Hidrógeno verde: ciencia, tecnología y transición energética
La iniciativa contó con una inversión de 12 500 millones de pesos, financiados principalmente por el Sistema General de Regalías, y fue liderada por la Alianza HidroGen, integrada por la UdeA, la Gobernación de Antioquia, universidades y entidades del sector energético. Desde su creación en 2023, la alianza busca posicionar al hidrógeno verde como una alternativa estratégica para reducir emisiones y diversificar la matriz energética nacional.
De acuerdo con la Ley 2099 de 2021, el hidrógeno verde se produce a partir de fuentes renovables como la solar o la eólica y se obtiene del agua, lo que lo convierte en un vector energético clave para la industria, el transporte y la generación eléctrica.

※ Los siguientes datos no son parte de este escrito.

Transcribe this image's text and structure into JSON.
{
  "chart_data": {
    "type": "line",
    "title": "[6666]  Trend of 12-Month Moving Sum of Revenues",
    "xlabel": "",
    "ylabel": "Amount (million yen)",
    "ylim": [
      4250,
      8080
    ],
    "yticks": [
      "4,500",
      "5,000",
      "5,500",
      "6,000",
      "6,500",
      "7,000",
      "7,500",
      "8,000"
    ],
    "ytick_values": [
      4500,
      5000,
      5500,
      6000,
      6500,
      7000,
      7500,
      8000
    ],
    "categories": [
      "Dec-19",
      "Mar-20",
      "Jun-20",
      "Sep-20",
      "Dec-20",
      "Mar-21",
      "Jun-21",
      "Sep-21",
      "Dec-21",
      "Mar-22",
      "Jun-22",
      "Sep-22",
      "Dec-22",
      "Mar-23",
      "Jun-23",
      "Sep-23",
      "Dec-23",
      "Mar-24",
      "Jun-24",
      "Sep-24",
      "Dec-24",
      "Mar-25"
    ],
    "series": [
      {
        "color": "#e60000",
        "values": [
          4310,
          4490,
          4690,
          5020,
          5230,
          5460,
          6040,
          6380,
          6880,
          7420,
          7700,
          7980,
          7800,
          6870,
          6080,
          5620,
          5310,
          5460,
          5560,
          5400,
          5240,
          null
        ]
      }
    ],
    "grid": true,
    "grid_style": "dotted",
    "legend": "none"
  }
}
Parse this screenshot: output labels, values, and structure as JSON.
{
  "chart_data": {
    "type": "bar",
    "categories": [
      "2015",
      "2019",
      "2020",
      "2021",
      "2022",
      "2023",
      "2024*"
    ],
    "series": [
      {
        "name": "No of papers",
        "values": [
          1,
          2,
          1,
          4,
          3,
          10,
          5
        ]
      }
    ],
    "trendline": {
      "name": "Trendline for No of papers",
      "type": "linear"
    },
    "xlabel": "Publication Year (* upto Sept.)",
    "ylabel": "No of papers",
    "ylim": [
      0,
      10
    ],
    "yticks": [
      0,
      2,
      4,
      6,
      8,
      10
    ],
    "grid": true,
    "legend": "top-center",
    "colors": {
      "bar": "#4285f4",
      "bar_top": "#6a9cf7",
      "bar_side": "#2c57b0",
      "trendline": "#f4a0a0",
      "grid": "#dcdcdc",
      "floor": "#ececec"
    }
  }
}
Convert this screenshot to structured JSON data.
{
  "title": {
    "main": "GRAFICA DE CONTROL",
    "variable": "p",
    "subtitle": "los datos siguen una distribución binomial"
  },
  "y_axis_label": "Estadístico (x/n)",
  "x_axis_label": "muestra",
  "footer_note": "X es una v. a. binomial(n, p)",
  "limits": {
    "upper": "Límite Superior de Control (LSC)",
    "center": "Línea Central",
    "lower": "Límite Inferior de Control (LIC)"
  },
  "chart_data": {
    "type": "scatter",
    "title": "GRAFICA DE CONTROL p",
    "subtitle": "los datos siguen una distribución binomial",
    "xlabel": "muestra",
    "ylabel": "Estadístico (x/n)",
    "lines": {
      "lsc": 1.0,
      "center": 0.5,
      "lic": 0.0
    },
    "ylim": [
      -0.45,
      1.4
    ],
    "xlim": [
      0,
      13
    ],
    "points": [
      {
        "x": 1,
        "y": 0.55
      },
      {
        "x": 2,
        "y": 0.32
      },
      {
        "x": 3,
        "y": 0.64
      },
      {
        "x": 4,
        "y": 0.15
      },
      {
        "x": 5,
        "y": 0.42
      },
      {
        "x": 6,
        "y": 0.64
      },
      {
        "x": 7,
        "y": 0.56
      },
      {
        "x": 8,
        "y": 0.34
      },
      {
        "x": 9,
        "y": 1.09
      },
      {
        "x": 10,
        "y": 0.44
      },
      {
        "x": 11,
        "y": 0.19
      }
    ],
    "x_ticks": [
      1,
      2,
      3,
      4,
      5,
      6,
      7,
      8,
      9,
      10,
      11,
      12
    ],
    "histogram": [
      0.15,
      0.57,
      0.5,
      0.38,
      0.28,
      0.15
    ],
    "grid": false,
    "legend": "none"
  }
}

Para el líder del proyecto, Félix Echeverría, el reto no era solo investigar, sino crear infraestructura real y lograr la aceptación social de esta tecnología.
Entre los avances más destacados está la fabricación de celdas solares flexibles y ultraligeras, capaces de alimentar sistemas de electrólisis.
También se lograron sistemas escalables que producen hasta 8.5 kilos diarios de hidrógeno, así como innovaciones en almacenamiento con materiales más seguros y eficientes.
Prototipos, educación y el camino a la implementación
Uno de los ejes centrales fue sacar la ciencia del laboratorio.
La bicicleta asistida y la estufa de hidrógeno son ejemplos tangibles de cómo esta tecnología puede usarse en el día a día.
Detrás de estos desarrollos se implementaron sistemas de seguridad y monitoreo para garantizar su funcionamiento.
El proyecto también apostó fuerte por la educación y la apropiación social del conocimiento, impactando a más de 15 000 estudiantes en 23 departamentos, con talleres, ferias, cursos virtuales y materiales didácticos.
La idea, explican los investigadores, es que el cambio energético también se construya desde la ciudadanía.
Además, se creó infraestructura clave como el HomeLab, estaciones móviles de repostaje, laboratorios de gestión energética y una estación solar, que dejan capacidad instalada para futuros desarrollos. En total, se construyeron más de una decena de prototipos y se fortalecieron alianzas que hoy impulsan el Hub de Hidrógeno en Medellín.
El siguiente paso será llevar estos avances al mercado y a las empresas.